Incoterms 2020 - die wichtigsten Änderungen

Internationales Wirtschaftsrecht
24.10.201968 Mal gelesen
Die Incoterms 2020 verändern einige Klauseln, spezifizieren bestimmte Klauseln und die Beschäftigung mit ihnen ist ein Muss für jeden Mitarbeiter im Handel.

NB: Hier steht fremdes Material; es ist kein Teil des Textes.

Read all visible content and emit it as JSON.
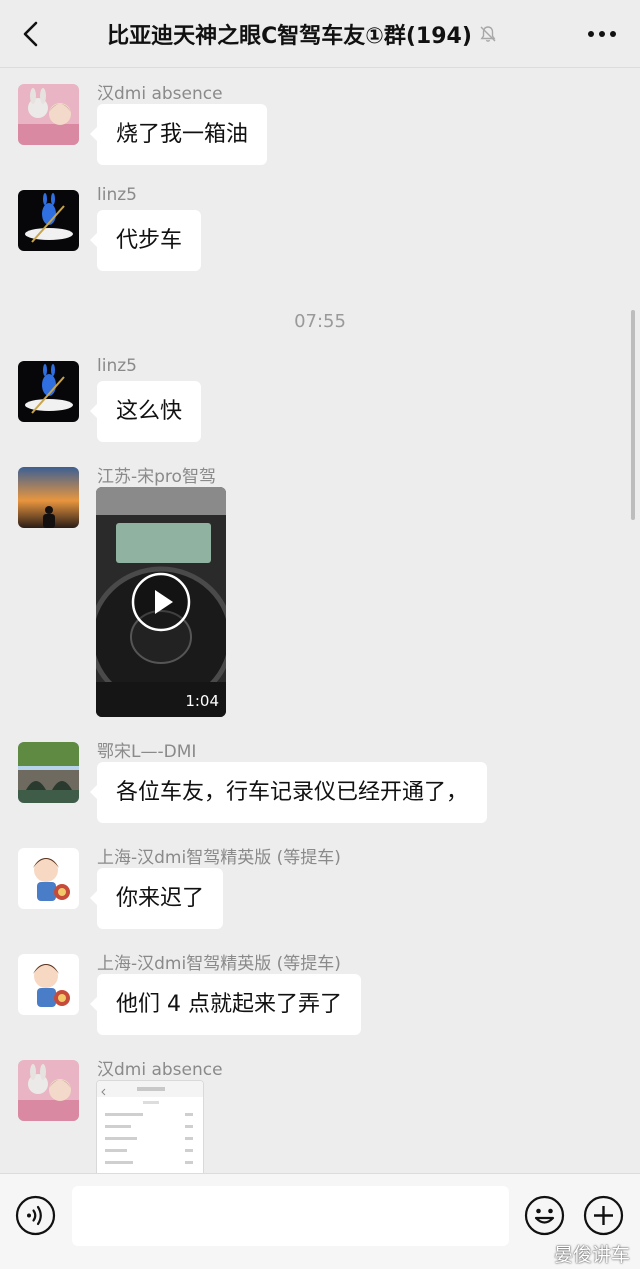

Zum 01.01.2020 wird die Überarbeitung der aktuellen Incoterms 2010 Regelungen der Internationalen Handelskammer in Kraft treten. Die wichtigsten Änderungen der Incoterms 2020 sind folgende:

  • Nach mehreren Konsultationsrunden entschied sich die ICC dafür, die Klausel DAT zu streichen, da sie oft für Verwirrung sorgte. DAT verlangte die Lieferung im Terminal (entladen), aber nach Rückmeldung an den Redaktionsausschuss wurde beschlossen, den Begriff in DPU (Lieferung am entladenen Ort) zu ändern, um so alle denkbaren Orte und nicht nur Terminals abzudecken.
  • Im Rahmen von CIF / CIP besorgt der Verkäufer eine Versicherung für den Käufer. In den Incoterms 2010 ist eine Versicherung nach Institute Cargo Clauses (C) erforderlich, aber in den Incoterms 2020 muss bei CIP eine Versicherung nach Institute Cargo Clause (A) besorgt werden. Bei CIF reicht hingegen eine Versicherung nach Klausel C aus.
  • Alle Kosten werden nun in den Abschnitten A9/B9 gesammelt aufgeführt, um Verwechslungen zu vermeiden. Die Kosten waren ein großes Thema bei den Incoterms 2010. Die A9-Abschnitte im Regelwerk der Incoterms sammeln nun die Kosten zusammen, mit dem Hauptziel, die Kosten für jede Partei klar darzustellen.
  • Die Ladungssicherheit ist seit dem 11. September 2001 besonders wichtig, und die Incoterms 2020 berücksichtigen nun viele der sicherheitsrelevanten Anforderungen.
  • Die Regeln der Incoterms 2010 gingen davon aus, dass die vom Verkäufer zum Käufer beförderten Waren mittels dritter Frachtführer, nicht aber mit eigenen Fahrzeugen transportiert wurden. Die Incoterms 2020 können auch beim Transport mit eigenen Transportmitteln vereinbart werden.
  • Es besteht eine Lieferlücke zwischen FCA und FOB. Wenn Sie FCA verkaufen, ist Ihr Lieferort anders als bei FOB. Der Unterschied zwischen FCA und FOB ist ein erheblicher Kosten- und Risikofaktor. In den Incoterms 2010 wurden die Exporteure von Waren in Containern ermutigt, FCA zu verwenden, was für beide Parteien am besten erschien. Allerdings benutzten viele Leute FOB, obwohl sie eigentlich FCA hätten verwenden sollen. Verkäufer führten oft aus, sie wollten deswegen FOB verwenden, weil ein Standardakkreditiv die Vorlage eines Bordkonnossements erfordere. Deshalb gingen die Verkäufer oft das Risiko ein und benutzten stattdessen FOB, weil sie eine Zahlung aus dem L/C erhalten wollten. Die zusätzliche Bestimmung der Incoterms 2020 für FCA besagt nun, dass der Käufer, wenn die Parteien dies vereinbart haben, den Verfrachter anweisen muss, dem Verkäufer ein Bill of Lading mit Bordvermerk auszustellen.